Taro leaves (kalo); photo by Shihmei Barger on Flickr (noncommercial use permitted with attribution / no derivative works).

Official State Plant of Hawai'i

Hawaii designated Kalo as the official state plant in 2007. Kalo (Colocasia esculenta) is the Hawaiian word for taro. All State Plants

Kalo is a culturally significant plant to the kanaka maoli (Hawaii's indigenous peoples) and the state of Hawaii. Believed to be one of the earliest cultivated plants, both the leaves and roots of kalo are edible.
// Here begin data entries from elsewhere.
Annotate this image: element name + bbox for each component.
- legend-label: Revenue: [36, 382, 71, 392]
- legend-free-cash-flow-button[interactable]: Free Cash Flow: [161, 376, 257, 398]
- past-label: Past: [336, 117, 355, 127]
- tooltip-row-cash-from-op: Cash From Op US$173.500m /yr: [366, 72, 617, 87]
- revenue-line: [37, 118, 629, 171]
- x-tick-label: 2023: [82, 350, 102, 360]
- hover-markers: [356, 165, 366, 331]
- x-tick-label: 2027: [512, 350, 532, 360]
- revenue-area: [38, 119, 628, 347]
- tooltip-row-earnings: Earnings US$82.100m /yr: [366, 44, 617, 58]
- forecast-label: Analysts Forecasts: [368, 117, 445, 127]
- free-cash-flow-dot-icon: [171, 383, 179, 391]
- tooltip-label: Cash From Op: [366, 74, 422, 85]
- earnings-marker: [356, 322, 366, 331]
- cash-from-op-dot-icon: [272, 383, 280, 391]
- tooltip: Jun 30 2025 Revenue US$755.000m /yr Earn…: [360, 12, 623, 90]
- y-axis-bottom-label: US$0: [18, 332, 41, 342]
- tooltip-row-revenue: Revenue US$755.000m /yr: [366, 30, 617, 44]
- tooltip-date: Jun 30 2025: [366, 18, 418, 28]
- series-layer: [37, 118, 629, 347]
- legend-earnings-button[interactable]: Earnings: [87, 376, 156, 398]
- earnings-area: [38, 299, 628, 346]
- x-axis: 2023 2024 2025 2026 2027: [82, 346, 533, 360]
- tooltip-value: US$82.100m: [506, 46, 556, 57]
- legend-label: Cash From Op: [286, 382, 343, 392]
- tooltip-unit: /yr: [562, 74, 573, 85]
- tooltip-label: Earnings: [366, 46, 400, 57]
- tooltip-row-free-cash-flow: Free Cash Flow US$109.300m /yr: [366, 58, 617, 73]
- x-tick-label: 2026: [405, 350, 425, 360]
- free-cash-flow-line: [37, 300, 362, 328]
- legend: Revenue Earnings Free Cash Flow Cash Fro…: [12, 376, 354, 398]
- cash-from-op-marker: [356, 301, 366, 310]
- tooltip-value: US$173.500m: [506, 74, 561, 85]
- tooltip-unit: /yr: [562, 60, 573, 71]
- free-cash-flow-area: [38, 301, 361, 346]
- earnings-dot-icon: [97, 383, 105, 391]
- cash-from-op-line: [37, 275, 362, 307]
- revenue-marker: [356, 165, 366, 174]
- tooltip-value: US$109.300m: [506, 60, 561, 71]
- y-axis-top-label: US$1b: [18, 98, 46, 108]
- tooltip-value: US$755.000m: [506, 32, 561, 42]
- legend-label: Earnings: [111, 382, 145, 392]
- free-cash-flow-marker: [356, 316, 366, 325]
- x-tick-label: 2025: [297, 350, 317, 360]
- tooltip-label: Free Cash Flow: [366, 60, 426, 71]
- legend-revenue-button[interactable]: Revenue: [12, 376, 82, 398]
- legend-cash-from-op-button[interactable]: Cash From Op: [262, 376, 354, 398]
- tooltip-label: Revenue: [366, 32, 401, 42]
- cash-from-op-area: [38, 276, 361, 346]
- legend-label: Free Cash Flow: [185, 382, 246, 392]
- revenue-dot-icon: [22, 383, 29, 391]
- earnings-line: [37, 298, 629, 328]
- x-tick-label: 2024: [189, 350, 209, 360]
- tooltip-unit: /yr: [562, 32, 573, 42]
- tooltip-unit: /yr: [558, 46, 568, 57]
Excerpt from House Bill 1663

"Kalo intrinsically embodies the interdependency of the past, the present, and the future, the essence of procreation and regeneration, as the foundation of any sustainable practice. Kalo expresses the spiritual and physical well-being of not only the kanaka maoli and their heritage, but also symbolizes the environmental, social, and cultural values important to the State. This relationship is represented in the use of the kalo plant on the crown of King Kalakaua. The state seal, established in 1959, includes eight taro leaves below the shield, honoring the connection between the health of the land and the health of the state. Today, the logo of the office of Hawaiian affairs and many commercial enterprises throughout the state use this symbol to communicate ohana, integrity, and a connection to Hawaiian culture."